Cyclone Gabrielle saw more than 80 bridges destroyed across the region and in each case the fibre network attached to the bridges was cut to pieces with some gaps of more than a kilometre in length.
Even cellphone towers with power couldn’t connect to the outside world.
As an industry we have reviewed how we build and run our networks as a result of the cyclone.
We work with the lifeline utilities groups around the country, NEMA and Civil Defence and our partners in the electricity sector to see what we can do to ensure supply in the future.
The answer isn’t as simple as anyone would like. We can’t just buy a new battery or move the fibre network to another place because that won’t reduce the risks. Weather isn’t the only issue we have to consider. We have earthquakes, volcanoes, tsunamis and other issues like cyber attacks to consider when building networks. The next event might be a cyclone or it could be another pandemic and have a totally different set of requirements.

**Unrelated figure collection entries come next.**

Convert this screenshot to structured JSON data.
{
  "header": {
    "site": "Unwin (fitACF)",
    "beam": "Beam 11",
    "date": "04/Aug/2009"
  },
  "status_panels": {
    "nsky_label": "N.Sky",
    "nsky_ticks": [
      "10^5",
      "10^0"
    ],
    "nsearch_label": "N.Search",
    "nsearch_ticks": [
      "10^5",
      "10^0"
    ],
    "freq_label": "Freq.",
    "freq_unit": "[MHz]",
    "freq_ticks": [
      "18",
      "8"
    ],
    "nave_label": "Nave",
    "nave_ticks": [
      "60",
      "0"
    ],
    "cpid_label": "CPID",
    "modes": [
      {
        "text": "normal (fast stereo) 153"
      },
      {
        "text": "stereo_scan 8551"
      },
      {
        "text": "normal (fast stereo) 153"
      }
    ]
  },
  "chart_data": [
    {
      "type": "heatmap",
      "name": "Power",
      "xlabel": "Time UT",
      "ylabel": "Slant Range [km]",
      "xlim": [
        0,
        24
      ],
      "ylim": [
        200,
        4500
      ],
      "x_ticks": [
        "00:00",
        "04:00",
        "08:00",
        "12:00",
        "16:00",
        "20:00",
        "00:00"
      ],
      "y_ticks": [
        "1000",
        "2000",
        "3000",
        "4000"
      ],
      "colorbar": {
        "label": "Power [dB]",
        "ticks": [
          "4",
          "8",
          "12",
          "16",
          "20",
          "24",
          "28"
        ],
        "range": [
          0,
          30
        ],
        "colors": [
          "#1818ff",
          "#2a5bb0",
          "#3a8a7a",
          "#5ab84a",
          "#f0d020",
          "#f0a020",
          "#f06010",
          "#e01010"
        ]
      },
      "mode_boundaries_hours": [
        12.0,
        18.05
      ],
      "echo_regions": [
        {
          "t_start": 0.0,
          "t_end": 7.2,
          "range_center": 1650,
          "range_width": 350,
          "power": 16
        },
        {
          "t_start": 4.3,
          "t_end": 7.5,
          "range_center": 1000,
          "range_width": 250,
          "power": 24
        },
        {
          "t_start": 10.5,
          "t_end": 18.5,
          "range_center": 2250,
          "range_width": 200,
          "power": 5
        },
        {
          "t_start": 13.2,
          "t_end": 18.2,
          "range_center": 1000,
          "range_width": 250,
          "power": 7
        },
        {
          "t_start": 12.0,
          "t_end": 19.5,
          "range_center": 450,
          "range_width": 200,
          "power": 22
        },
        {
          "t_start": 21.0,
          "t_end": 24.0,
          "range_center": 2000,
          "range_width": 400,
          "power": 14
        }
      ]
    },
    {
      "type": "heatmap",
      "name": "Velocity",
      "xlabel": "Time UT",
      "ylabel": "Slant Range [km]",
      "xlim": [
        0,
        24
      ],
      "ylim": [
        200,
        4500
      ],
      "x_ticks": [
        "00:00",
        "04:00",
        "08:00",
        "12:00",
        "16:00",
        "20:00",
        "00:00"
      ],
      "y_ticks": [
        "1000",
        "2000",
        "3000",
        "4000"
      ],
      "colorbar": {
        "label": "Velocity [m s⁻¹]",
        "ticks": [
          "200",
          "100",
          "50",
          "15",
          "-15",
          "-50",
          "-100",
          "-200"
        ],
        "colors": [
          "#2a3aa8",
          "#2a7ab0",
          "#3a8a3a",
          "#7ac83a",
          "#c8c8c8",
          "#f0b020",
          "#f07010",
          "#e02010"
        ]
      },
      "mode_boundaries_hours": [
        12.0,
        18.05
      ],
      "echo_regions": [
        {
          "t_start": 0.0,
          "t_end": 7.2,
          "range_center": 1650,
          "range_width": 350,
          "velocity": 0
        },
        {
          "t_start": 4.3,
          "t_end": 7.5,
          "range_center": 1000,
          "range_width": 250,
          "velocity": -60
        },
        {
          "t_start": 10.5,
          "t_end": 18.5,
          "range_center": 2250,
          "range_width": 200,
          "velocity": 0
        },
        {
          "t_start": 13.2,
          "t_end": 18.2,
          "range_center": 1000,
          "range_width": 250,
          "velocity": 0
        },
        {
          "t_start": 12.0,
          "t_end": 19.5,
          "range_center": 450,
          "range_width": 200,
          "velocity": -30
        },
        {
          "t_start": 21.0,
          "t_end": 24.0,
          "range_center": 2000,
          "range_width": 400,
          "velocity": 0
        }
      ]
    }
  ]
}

We will continue to partner with the Hawke’s Bay Regional Economic Development Agency and the council’s lifelines team to see what else we can do to prepare for the next big event, and we continue to invest heavily in redundant systems, new software that remotely manages sites more effectively, in diversity of routes and alternate new technologies like satellite as well as new batteries all of which are designed to improve our ability to respond quickly to major events and to keep you connected.
We don’t know what the next event will be but we are preparing for it nonetheless.